[Date Prev][Date Next][Thread Prev][Thread Next][Date Index][Thread Index]

Tarsnap "de-duplication"



Hi!

I have read that the tarsnap client aims at producing block sizes of 64kB (compressed to 30 kB), 
see: http://news.ycombinator.com/item?id=397392
I assume then that 30kB is the size of the individual file blocks, encrypted and compressed, stored at Amazon S3.

I know that the Server/S3 does not know anything about the content of the files, and that the content of each
file block is both encrypted and compressed.

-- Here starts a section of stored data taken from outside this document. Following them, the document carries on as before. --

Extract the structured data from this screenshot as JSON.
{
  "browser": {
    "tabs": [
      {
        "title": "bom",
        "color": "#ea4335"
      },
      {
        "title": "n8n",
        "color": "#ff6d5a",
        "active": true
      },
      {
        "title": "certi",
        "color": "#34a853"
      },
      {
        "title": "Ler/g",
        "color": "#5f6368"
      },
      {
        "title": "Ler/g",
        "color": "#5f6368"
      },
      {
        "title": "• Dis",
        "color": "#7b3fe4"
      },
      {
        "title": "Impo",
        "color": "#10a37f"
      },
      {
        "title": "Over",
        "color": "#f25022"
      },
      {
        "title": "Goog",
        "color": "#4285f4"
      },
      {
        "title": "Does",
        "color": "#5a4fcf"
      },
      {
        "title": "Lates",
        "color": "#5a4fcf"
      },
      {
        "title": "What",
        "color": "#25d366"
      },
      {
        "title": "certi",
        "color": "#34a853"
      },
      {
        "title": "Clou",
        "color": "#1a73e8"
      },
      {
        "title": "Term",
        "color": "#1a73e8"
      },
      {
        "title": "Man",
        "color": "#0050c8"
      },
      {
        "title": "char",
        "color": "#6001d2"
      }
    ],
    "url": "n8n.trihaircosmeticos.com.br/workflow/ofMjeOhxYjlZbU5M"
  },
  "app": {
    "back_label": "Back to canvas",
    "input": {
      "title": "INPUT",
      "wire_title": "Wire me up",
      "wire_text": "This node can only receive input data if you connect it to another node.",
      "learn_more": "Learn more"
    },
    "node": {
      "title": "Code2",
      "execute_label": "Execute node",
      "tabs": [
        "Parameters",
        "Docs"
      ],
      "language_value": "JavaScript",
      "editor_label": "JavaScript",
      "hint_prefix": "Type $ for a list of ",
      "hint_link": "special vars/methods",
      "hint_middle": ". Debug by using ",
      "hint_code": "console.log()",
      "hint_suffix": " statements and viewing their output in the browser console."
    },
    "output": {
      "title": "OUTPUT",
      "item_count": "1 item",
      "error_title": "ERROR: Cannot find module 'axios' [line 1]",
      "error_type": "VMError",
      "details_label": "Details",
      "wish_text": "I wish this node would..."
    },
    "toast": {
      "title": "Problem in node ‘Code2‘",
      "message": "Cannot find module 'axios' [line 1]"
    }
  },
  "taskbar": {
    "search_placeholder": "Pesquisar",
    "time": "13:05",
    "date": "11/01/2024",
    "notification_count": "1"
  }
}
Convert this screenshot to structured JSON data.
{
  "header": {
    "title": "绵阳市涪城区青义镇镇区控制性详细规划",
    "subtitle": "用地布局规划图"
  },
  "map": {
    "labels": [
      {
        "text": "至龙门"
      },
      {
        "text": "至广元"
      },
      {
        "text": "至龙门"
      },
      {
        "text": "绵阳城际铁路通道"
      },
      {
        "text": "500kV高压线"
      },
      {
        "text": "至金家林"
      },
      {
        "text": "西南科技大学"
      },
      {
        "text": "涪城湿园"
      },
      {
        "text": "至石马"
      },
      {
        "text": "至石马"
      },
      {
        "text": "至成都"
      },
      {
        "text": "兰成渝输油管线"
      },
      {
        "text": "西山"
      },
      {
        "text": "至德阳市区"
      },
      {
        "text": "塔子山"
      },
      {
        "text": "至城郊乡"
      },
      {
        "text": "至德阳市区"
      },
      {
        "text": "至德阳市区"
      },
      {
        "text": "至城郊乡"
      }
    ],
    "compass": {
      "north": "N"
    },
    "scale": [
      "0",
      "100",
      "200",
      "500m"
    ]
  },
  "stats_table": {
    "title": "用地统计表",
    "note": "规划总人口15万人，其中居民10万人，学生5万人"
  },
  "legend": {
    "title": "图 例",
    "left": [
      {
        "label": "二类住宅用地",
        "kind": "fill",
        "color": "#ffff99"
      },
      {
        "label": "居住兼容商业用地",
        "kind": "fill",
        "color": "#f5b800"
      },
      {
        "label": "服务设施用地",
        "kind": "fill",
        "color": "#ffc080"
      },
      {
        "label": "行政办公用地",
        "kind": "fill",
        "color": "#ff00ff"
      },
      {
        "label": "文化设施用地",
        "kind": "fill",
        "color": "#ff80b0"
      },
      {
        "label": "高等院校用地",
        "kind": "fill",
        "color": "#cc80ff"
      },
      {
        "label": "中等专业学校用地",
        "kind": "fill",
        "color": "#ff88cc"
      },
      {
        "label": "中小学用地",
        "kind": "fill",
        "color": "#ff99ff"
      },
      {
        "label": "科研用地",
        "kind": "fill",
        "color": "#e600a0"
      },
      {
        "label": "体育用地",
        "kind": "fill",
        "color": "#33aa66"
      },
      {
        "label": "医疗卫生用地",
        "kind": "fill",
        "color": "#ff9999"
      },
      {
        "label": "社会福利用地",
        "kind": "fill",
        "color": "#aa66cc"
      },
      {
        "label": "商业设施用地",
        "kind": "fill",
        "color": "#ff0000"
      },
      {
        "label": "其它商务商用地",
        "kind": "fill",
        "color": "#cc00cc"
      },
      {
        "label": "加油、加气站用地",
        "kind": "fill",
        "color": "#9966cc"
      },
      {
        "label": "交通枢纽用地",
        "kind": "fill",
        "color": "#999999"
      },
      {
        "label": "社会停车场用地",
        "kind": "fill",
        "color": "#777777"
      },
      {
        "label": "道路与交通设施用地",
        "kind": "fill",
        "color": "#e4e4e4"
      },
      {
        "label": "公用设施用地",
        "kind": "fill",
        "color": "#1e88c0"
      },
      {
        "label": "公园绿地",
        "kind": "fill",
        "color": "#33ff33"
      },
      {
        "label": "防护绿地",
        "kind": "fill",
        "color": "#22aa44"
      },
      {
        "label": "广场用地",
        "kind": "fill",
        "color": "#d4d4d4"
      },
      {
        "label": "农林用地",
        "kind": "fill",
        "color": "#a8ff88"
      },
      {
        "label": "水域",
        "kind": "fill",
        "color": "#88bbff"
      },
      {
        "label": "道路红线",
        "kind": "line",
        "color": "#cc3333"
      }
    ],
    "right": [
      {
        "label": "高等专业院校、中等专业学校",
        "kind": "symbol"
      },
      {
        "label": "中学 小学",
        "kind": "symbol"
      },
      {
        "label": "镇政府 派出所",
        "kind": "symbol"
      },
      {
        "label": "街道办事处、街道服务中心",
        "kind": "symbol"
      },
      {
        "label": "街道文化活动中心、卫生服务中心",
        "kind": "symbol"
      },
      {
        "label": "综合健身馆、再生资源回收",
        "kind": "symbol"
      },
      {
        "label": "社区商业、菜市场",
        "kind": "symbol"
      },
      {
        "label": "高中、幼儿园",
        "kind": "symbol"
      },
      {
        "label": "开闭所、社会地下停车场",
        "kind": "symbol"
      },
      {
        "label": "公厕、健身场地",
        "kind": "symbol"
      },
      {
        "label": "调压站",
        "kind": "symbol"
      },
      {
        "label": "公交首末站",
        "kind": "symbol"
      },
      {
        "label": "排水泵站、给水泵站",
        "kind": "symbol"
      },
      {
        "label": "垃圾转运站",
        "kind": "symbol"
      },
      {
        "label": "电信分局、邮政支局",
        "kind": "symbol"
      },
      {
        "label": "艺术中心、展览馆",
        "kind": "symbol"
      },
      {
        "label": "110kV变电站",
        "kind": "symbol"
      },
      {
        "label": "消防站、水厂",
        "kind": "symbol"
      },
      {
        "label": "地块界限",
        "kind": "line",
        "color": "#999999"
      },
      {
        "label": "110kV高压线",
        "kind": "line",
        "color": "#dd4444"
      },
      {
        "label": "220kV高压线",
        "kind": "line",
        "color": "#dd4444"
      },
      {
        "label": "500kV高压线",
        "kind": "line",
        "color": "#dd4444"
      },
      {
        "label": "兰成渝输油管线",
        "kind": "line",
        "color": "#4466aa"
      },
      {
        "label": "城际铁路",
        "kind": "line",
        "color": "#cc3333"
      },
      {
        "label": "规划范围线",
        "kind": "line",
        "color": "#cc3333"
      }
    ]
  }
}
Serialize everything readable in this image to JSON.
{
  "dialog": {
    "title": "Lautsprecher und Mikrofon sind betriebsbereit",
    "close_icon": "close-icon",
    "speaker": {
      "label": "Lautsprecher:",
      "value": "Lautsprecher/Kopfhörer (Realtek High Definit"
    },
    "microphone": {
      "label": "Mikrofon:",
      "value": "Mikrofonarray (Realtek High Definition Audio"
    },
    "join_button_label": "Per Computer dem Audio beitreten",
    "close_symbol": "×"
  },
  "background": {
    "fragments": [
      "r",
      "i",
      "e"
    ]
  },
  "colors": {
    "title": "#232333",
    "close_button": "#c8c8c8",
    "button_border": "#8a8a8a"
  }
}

I therefore assume that Tarsnap is checking the
fingerprint of every file block on Server/S3 against the corresponding file block fingerprint on the client,
using something similar to MD5 for fingerprinting, when deciding if it will back up a given file block or not.
I am assuming that the fingerprint is of the unencrypted and uncompressed file block, but I am just guessing :-).

Based on all this, which might be completely wrong :-), I then wonder:
How does Tarsnap secure that the data is not duplicated when a new version of a file will change the 
whole structure of the file making it hard to "line up" the fingerprints of earlier backup blocks with the fingerprint of
the current file blocks (i.e a part of the file that was found in one file block might now be pushed into two separate blocks, causing
a similar cascade in the rest of the file)?


Thanks for input!


Richard Taubo